The Senate has today called on the Morrison Government to extend or suspend the opt-out period of the My Health Record.
A motion co-sponsored by Labor Senator Murray Watt passed the Senate on Monday with strong support from the crossbench.
The motion calls on the government to “extend or suspend the opt-out period until the legislation and any amendments are passed, outstanding privacy and security issues are addressed and public confidence in this important reform is restored”.
The My Health Record – originally established by Labor as the Personally Controlled Electronic Health Record – promises huge benefits to Australians who choose to participate.
But the Government’s opt-out rollout has been a complete debacle. Their botch-job has seriously undermined public trust in this important reform and it’s going to take time to rebuild it.
First, they shifted from Labor’s original opt-in system to an opt-out system without making the necessary legislative fixes – and without explaining this fundamental change to the Australian people.
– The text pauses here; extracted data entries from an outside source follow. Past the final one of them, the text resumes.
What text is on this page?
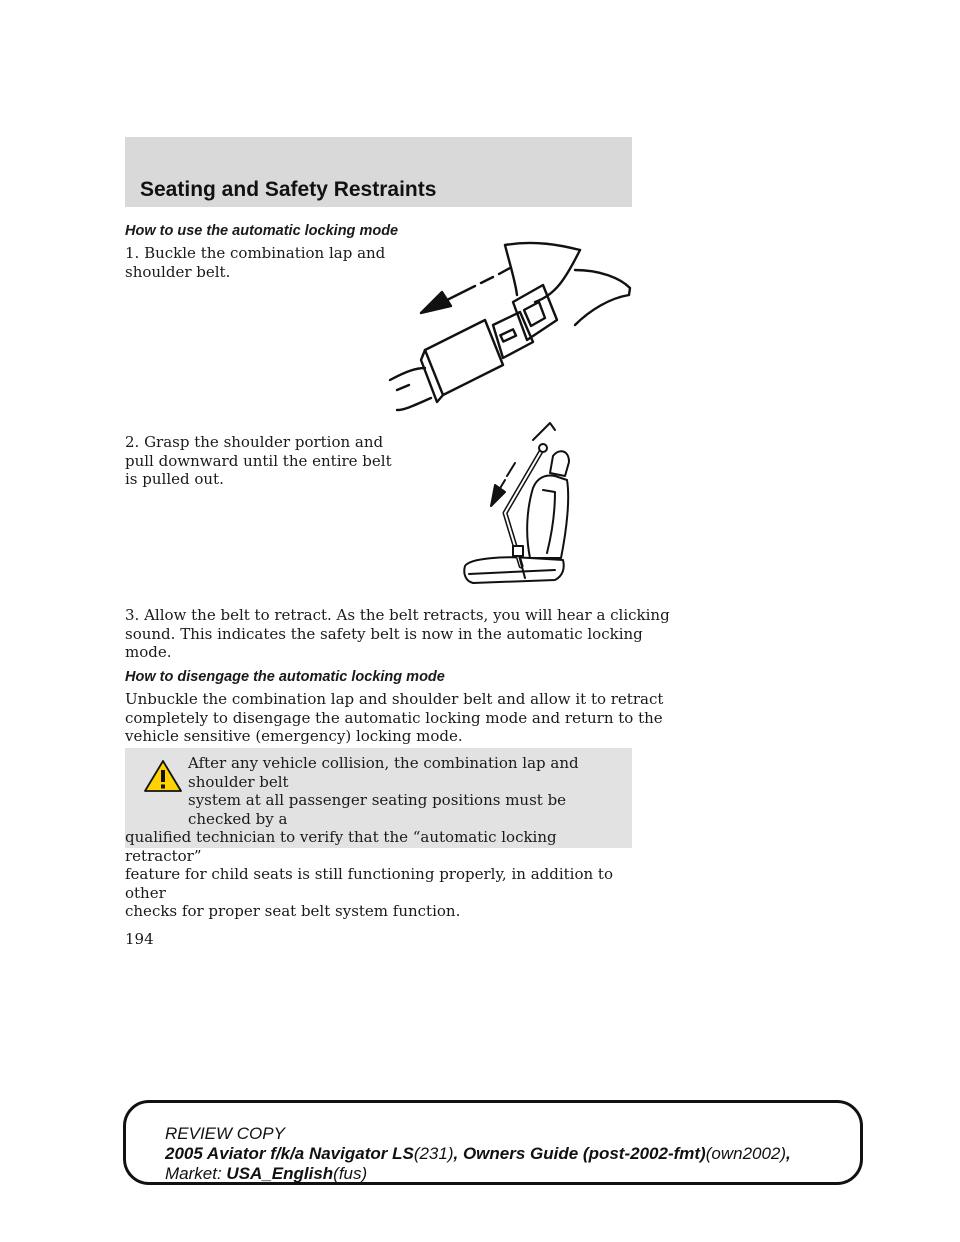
Seating and Safety Restraints
How to use the automatic locking mode

1. Buckle the combination lap and
shoulder belt.

2. Grasp the shoulder portion and
pull downward until the entire belt
is pulled out.

3. Allow the belt to retract. As the belt retracts, you will hear a clicking
sound. This indicates the safety belt is now in the automatic locking
mode.

How to disengage the automatic locking mode

Unbuckle the combination lap and shoulder belt and allow it to retract
completely to disengage the automatic locking mode and return to the
vehicle sensitive (emergency) locking mode.

After any vehicle collision, the combination lap and shoulder belt
system at all passenger seating positions must be checked by a
qualified technician to verify that the “automatic locking retractor”
feature for child seats is still functioning properly, in addition to other
checks for proper seat belt system function.

194
REVIEW COPY
2005 Aviator f/k/a Navigator LS(231), Owners Guide (post-2002-fmt)(own2002),
Market: USA_English(fus)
When they finally realised there was a problem they put forward a woefully inadequate bill that addressed only a fraction of the privacy and security concerns.
Then they sought to kill off Labor’s Senate inquiry into the scheme, with Minister Hunt branding it a “stunt”.
When Labor proposed six sensible amendments to fix the Liberals’ mess the Government refused to engage with us – only to turn around and hastily adopt our rescue plan a month later, just seven days before the opt-out period was due to end.
But what the Government has not done is heed Labor’s call, and a Senate inquiry recommendation, to extend the opt-out period.
Under the Government’s current timetable the opt-out period is due to finish this week.
Once it does, the Government will begin creating records for 17 million Australians – whether they want one or not.
This will occur even though the Government hasn’t actually passed its legislation yet, and cannot pass it before the opt-out period ends. There’s no guarantee the legislation will even pass this year – meaning some Australians may opt out unnecessarily over concerns that are addressed by the legislation.
The Government should listen to Labor and to the Senate and extend the opt-out period.
Labor supports a national digital health record – but we have to get this right.